The unseemly dispute, however, is a sign of the team's wider financial plight. Since announcing new investment from a consortium known as Infinity Racing Partners in June the team has been trying and failing to close the deal. Infinity, since renamed Quantum, indicated over the weekend that the complex agreement, which will see it take a 35 per cent stake in the team, was finally done. The knock-on effect of the delay has been to virtually stall the Formula One driver market. With Raikkonen leaving and Romain Grosjean certain to be retained, Lotus, which holds the most competitive seat yet to be filled, is thought to have agreed deals with both Nico Hulkenberg and Pastor Maldonado for next season. The current thinking appears to be that Hulkenberg, who brings little personal sponsorship but is extremely highly rated, will join the team should the Quantum investment finally appear, with Maldonado, backed by significant funding from his native Venezuela, coming aboard if the team needs his sponsorship.
5th – 95 points
Unless Force India managed to bag a freak result, McLaren are locked into a dismal fifth place in the championship this season. It has been a terrible year for the team, with not one podium finish, and indicative of the transitional phase it finds itself in. Next year will be its final season with Mercedes before a switch to Honda in 2015, while the team is also preparing for life without title sponsor Vodafone, which will exit at the end of the year. Gillette, which has partnered the team at Asian races this year, and Mexican telecoms firm Claro are believed to be contenders to fill the title slot before the Honda era begins.
6th – 77 points
Force India look safe in sixth place in the championship, one place up on last year. That means more prize money for a team co-owned by Vijay Mallya and the Sahara Group. Although both owners have their domestic issues in India, there has been little noticeably affect on their Formula One project to date. On the driving front, the team is likely to be amongst the last to confirm its driver line-up for 2014. It traditionally makes the announcement close to Christmas although Adrian Sutil, well backed by computer firm Medion, is very likely to stay on.
7th – 45 points
After a terrific 2012 season and a dismal start to 2013, Sauber has rallied in recent races, helped by the mid-season changes Pirelli made to tyre compounds. Financially, the year has been a struggle but new investment announced in July appears to offer hope for the future. Three Russian institutions – the Investment Corporation International Fund, the State Fund of Development of North West Russian Federation and the National Institute of Aviation Technologies – are investing in the team. Part of the deal is that Segery Sirotkin, a 17-year-old from Moscow, will drive for the team next season, although it is unconfirmed whether he will be in a race seat or a reserve driver role. The team will also be keen to retain the battalion of Mexican partners which arrived when Sergio Perez joined the team in 2011 and stayed when Perez left for McLaren and was replaced by fellow Mexican Esteban Gutierrez this season.
8th – 32 points
Red Bull's junior team has done its job this year, producing in Daniel Ricciardo a driver considered good enough to progress to the senior team for next season. The team has promoted another of its young drivers, 19-year old Russian Daniil Kyvat to a race seat for next season alongside incumbent Jean-Eric Vergne. Although reliant on Red Bull for funding, Toro Rosso is also increasingly tied to the International Petroleum Investment Company, a Middle East firm which owns several of the team's sponsors, Nova, Falcon Bank and oil firm Cepsa. Team principal Franz Tost has described it only as a “very close business relationship”.
9th – 1 point
That Williams has scored just one point this year is a source of sadness throughout Formula One. The British team is one of the great names for the sport but has not won a world championship since 1997 and taken only one race since 2004. Commercially, it has come to rely on Venezuelan money from oil giant PDVSA since 2011, a deal which has seen Pastor Maldonado drive for the team. While Maldonado now appears to be orchestrating an exit, the team is believed to have a solid contract with PDVSA and will be paid off even if the Venezuelan driver leaves for Lotus.

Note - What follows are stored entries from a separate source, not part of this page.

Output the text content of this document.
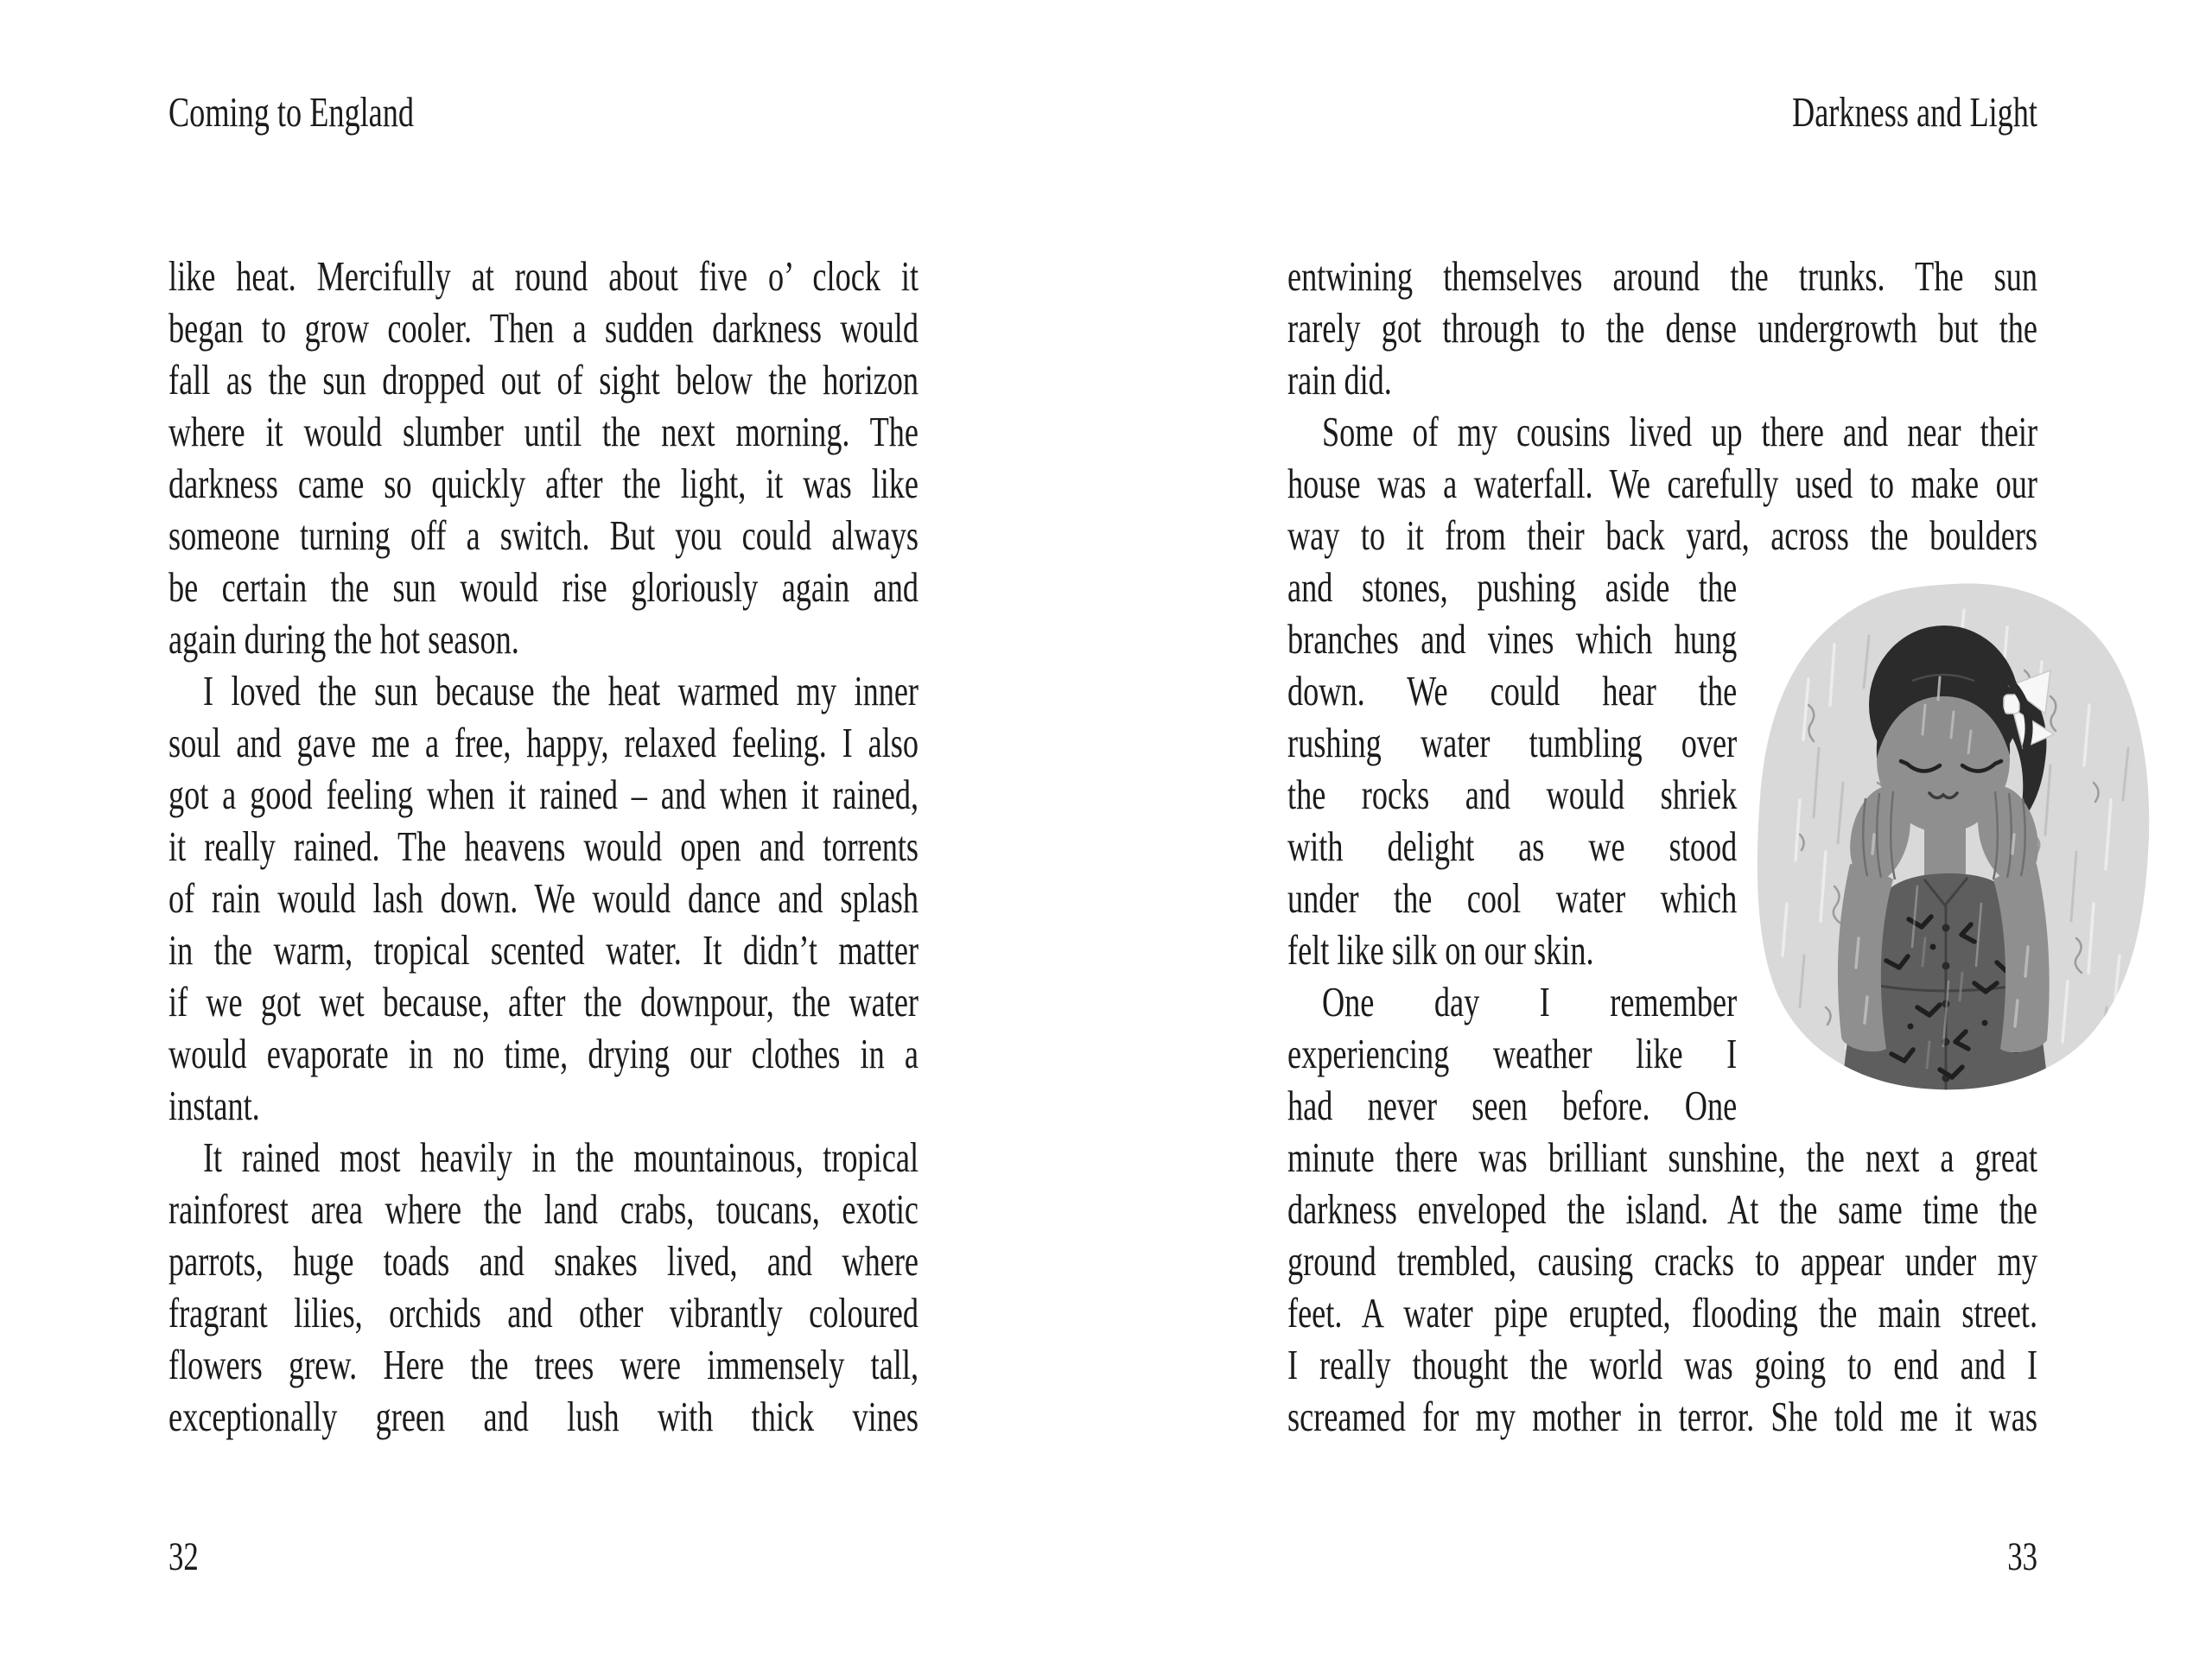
Coming to England
like heat. Mercifully at round about five o’ clock it
began to grow cooler. Then a sudden darkness would
fall as the sun dropped out of sight below the horizon
where it would slumber until the next morning. The
darkness came so quickly after the light, it was like
someone turning off a switch. But you could always
be certain the sun would rise gloriously again and
again during the hot season.
I loved the sun because the heat warmed my inner
soul and gave me a free, happy, relaxed feeling. I also
got a good feeling when it rained – and when it rained,
it really rained. The heavens would open and torrents
of rain would lash down. We would dance and splash
in the warm, tropical scented water. It didn’t matter
if we got wet because, after the downpour, the water
would evaporate in no time, drying our clothes in a
instant.
It rained most heavily in the mountainous, tropical
rainforest area where the land crabs, toucans, exotic
parrots, huge toads and snakes lived, and where
fragrant lilies, orchids and other vibrantly coloured
flowers grew. Here the trees were immensely tall,
exceptionally green and lush with thick vines
32
Darkness and Light
entwining themselves around the trunks. The sun
rarely got through to the dense undergrowth but the
rain did.
Some of my cousins lived up there and near their
house was a waterfall. We carefully used to make our
way to it from their back yard, across the boulders
and stones, pushing aside the
branches and vines which hung
down. We could hear the
rushing water tumbling over
the rocks and would shriek
with delight as we stood
under the cool water which
felt like silk on our skin.
One day I remember
experiencing weather like I
had never seen before. One
minute there was brilliant sunshine, the next a great
darkness enveloped the island. At the same time the
ground trembled, causing cracks to appear under my
feet. A water pipe erupted, flooding the main street.
I really thought the world was going to end and I
screamed for my mother in terror. She told me it was
33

Williams is also poised for a switch from Renault to Mercedes engines next year, while, intriguingly, Sir Frank Williams has not ruled out a move for Ross Brawn should the Briton leave Mercedes. Should he rejoin Williams, where he began his career in the 1980s, Brawn would find himself working again with another recent recruit to the team, technical director Pat Symonds. The pair worked together engineering Michael Schumacher's world championships for Benetton in 1994 and 1995. In the shorter term, however, Williams is desperate for there not to be a freak race in which Caterham or Marussia score points, a situation which could see the team fall down to 10th or 11th in the final championship table at a cost of millions of dollars.
10th – 0 points
After losing out on the precious tenth place in the championship, which could be the key to additional revenues in Formula One's complex and secretive wealth distribution formula, in the final laps of last season's final race, Marussia are counting no chickens despite holding tenth place over chief rivals Caterham with just two races left. The team holds tenth by dint of Frenchman Jules Bianchi's 13th-place finish at the Malaysian Grand Prix back in March – if teams are tied on points, the best finishing result is what counts. Bianchi, a member of Ferrari's young driver programme, has already been retained for next season, when the team switches from Cosworth to Ferrari power. The Anglo-British team, meanwhile, has only signed a commercial agreement with Formula One itself in the last few weeks, having run for most of the season without the kind of deal every other team had struck by March.
11th – 0 points
The Caterham empire, revived by Air Asia and Queens Park Rangers owner Tony Fernandes, is expanding around the Formula One team, with a new road car programme and specialist engineering division now up and running. The Formula One team, launched like Marussia in 2010 at a time when it looked as though the series may introduce a budget cap, has so far failed to score a point and stands to finish 11th and last in this year's standings, meaning it will miss out on perhaps as much as US$10 million. In Abu Dhabi, it was confirmed that Graham McDonald, previously the chief executive of Caterham Cars, had become group chief executive. The company's various division heads, including Cyril Abiteboul who runs the Formula One team, will report into him with immediate effect.